In occasione della Giornata mondiale dell’Educazione, il Papa Leone XIV ha diffuso il messaggio per la prossima Giornata della Comunicazione richiamando con forza il valore educativo della comunicazione, invitando a “custodire voci e volti umani” in un tempo segnato dalla diffusione pervasiva delle tecnologie digitali e dell’intelligenza artificiale.
Esperienze educative strutturate mostrano come l’IA possa essere integrata in modo formativo e verificabile. Il progetto GO Beyond Traditional Education, sviluppato a livello nazionale e presentato anche al BETT Show di Londra, coinvolge oltre 50 scuole e Centri di Formazione Professionale, più di 1.600 docenti ed educatori e migliaia di studenti.

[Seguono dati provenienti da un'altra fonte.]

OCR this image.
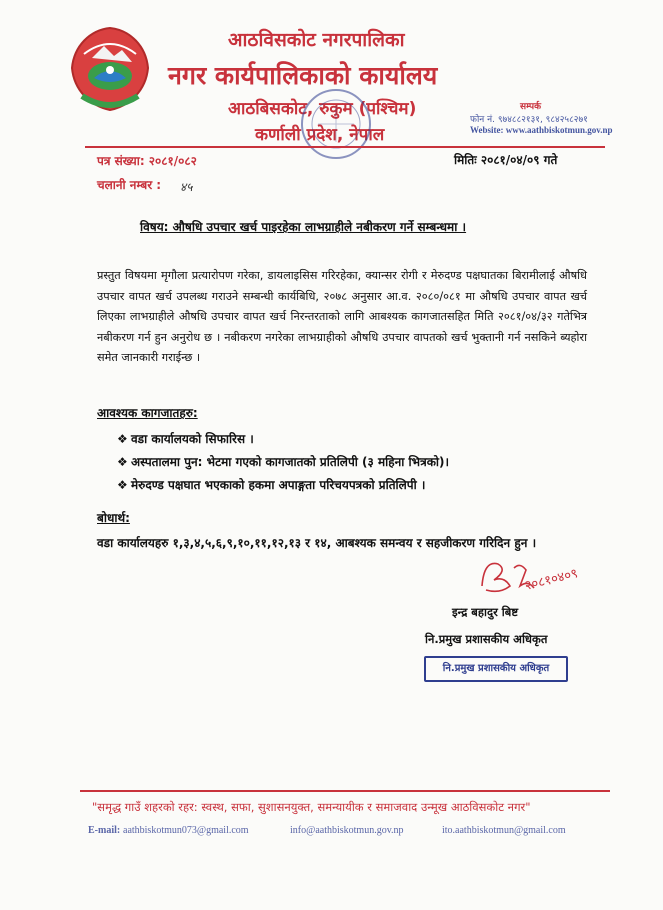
आठविसकोट नगरपालिका
नगर कार्यपालिकाको कार्यालय
आठबिसकोट, रुकुम (पश्चिम)
कर्णाली प्रदेश, नेपाल
सम्पर्क
फोन नं. ९७४८८२१३१, ९८४२५८२७१
Website: www.aathbiskotmun.gov.np
पत्र संख्या: २०८१/०८२	मितिः २०८१/०४/०९ गते
चलानी नम्बर : ४५
विषय: औषधि उपचार खर्च पाइरहेका लाभग्राहीले नबीकरण गर्ने सम्बन्धमा ।
प्रस्तुत विषयमा मृगौला प्रत्यारोपण गरेका, डायलाइसिस गरिरहेका, क्यान्सर रोगी र मेरुदण्ड पक्षघातका बिरामीलाई औषधि उपचार वापत खर्च उपलब्ध गराउने सम्बन्धी कार्यबिधि, २०७८ अनुसार आ.व. २०८०/०८१ मा औषधि उपचार वापत खर्च लिएका लाभग्राहीले औषधि उपचार वापत खर्च निरन्तरताको लागि आबश्यक कागजातसहित मिति २०८१/०४/३२ गतेभित्र नबीकरण गर्न हुन अनुरोध छ । नबीकरण नगरेका लाभग्राहीको औषधि उपचार वापतको खर्च भुक्तानी गर्न नसकिने ब्यहोरा समेत जानकारी गराईन्छ ।
आवश्यक कागजातहरु:
❖ वडा कार्यालयको सिफारिस ।
❖ अस्पतालमा पुन: भेटमा गएको कागजातको प्रतिलिपी (३ महिना भित्रको)।
❖ मेरुदण्ड पक्षघात भएकाको हकमा अपाङ्गता परिचयपत्रको प्रतिलिपी ।
बोधार्थ:
वडा कार्यालयहरु १,३,४,५,६,९,१०,११,१२,१३ र १४, आबश्यक समन्वय र सहजीकरण गरिदिन हुन ।
२०८१०४०९
इन्द्र बहादुर बिष्ट
नि.प्रमुख प्रशासकीय अधिकृत
नि.प्रमुख प्रशासकीय अधिकृत
"समृद्ध गाउँ शहरको रहर: स्वस्थ, सफा, सुशासनयुक्त, समन्यायीक र समाजवाद उन्मूख आठविसकोट नगर"
E-mail: aathbiskotmun073@gmail.com	info@aathbiskotmun.gov.np	ito.aathbiskotmun@gmail.com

L’utilizzo guidato degli strumenti di intelligenza artificiale è orientato a rafforzare il pensiero critico prima della formulazione delle richieste, favorendo analisi, confronto e individuazione degli errori nei processi di apprendimento basati sui dati.
I risultati raccolti nel percorso di sperimentazione evidenziano un risparmio stimato fino al 37% del tempo di preparazione didattica, reinvestito nella relazione educativa, e oltre 600 attività didattiche riprogettate con il supporto dell’IA, con benefici in termini di partecipazione, inclusione e personalizzazione dell’apprendimento, anche per studenti con bisogni educativi specifici.
In linea con il Messaggio di Papa Leone XIV, l’esperienza educativa salesiana conferma che la sfida dell’intelligenza artificiale non è tecnica ma formativa. “Educare all’uso consapevole dei dati e degli algoritmi significa oggi custodire la libertà, il pensiero critico e la dignità della persona, soprattutto delle nuove generazioni”, ha concluso don Elio Cesari, presidente del Centro Nazionale delle Opere Salesiane.